U.S. Representative Jo Ann Emerson (MO-08) Monday congratulated the University of Missouri-Rolla and the U.S. Geological Survey’s Mid-Continent Geographical Sciences Center in Rolla on their new partnership to better predict the affects of floods, hurricanes, earthquakes and other natural disasters.
“This new partnership shows the value of UMR and USGS to our community in Rolla. We emphasize cooperation and a strong work ethic to bring outstanding new technologies and ideas to life in Missouri,” Emerson said. “I am particularly excited about the timeliness of this venture and the potentially life-saving application of these computerized maps both before and after natural disasters. We have a lot of dedicated people at UMR and USGS in Rolla, they have tremendous ideas and the know-how to put them into action. This is a great opportunity, and I want to congratulate both organizations.”
The partnership was announced Monday, Oct. 10, during a signing ceremony on the UMR campus. It draws on the expertise of the USGS center and UMR’s Natural Hazards Mitigation Institute to address the affects of natural hazards such as Hurricane Katrina, which ravaged the Gulf Coast in late August. Under the agreement, the two organizations will gather data from recent events, such as Katrina, and develop computerized maps and other tools to help local, state and federal agencies deal with various natural disasters.
The partnership was one of three announced during Monday’s signing ceremony. The two organizations also signed agreements that will allow UMR to use a special research facility at the USGS complex, located at 1400 Independence Road in Rolla, and to allow a UMR faculty member to conduct landslide and earthquake science research with USGS. Previously, UMR and USGS entered into an agreement that allows the USGS office in Rolla access to the high-bandwidth Internet 2 network through UMR, a member of the Internet 2 consortium.
The UMR-USGS natural hazards partnership is already at work on two projects: an effort to document the damage caused by Hurricane Katrina along the Gulf Coast, led by Emitt C. Witt, director of the USGS’s Mid-Continent Geographical Sciences Center, and the development of a map to help government planners predict landslides.

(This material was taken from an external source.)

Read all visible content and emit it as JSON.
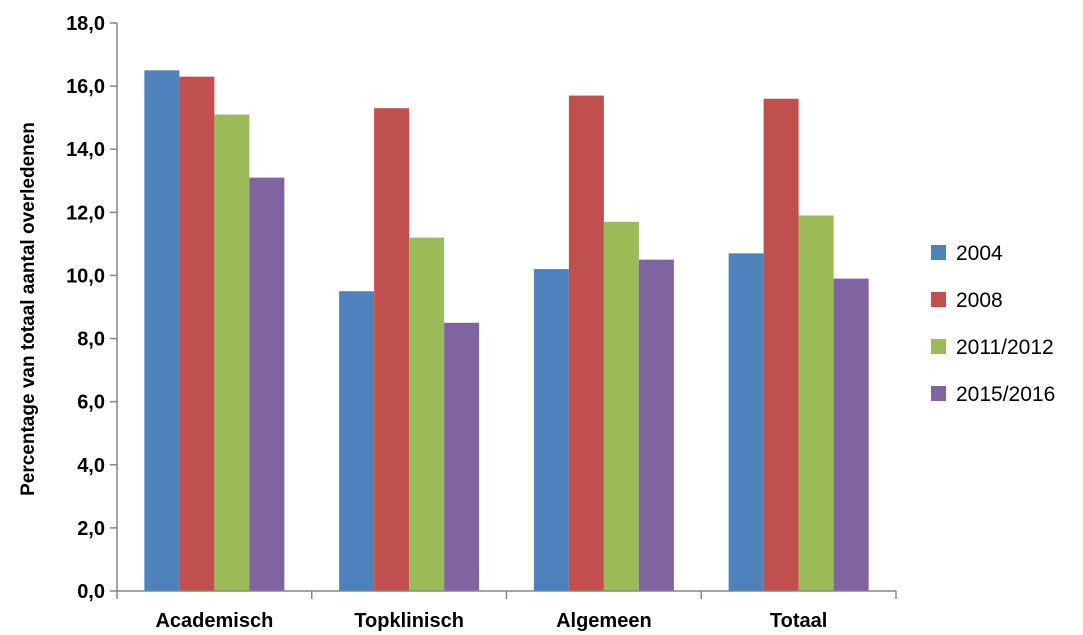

“UMR and the USGS have been partners since the 1930s, when the USGS first came to Rolla and was housed on this campus,” says Dr. Y.T. Shah, provost of the University of Missouri-Rolla. “I’m proud to take part in announcing this latest partnership, which brings together expertise that, in the wake of the Hurricane Katrina disaster, is needed more now than ever.
“This initiative combines the USGS’s unique capabilities in geographic research with UMR’s expertise in a broad array of engineering and science disciplines,” Shah says. “The result is a research effort that will ensure our nation’s first responders better understand the nature of specific natural hazards and are better prepared to deal with them.”
“The USGS is undergoing many changes, but one of the positive mission changes is to focus the science of the agency on prediction, assessment, and mitigation of natural hazards,” says Emitt C. Witt III, director of the MCGSC. “This partnership is a positive step toward that goal and provides a building block for the geographic sciences in cooperation with world-renowned engineering expertise to begin addressing the USGS natural hazard initiative.”
UMR’s Natural Hazards Mitigation Institute was established in 2002 to support research into the problems of natural hazards and raise public awareness related to those hazards. The institute involves faculty from UMR’s departments of civil, architectural and environmental engineering, mining and nuclear engineering, electrical engineering, geological sciences and engineering, and engineering management.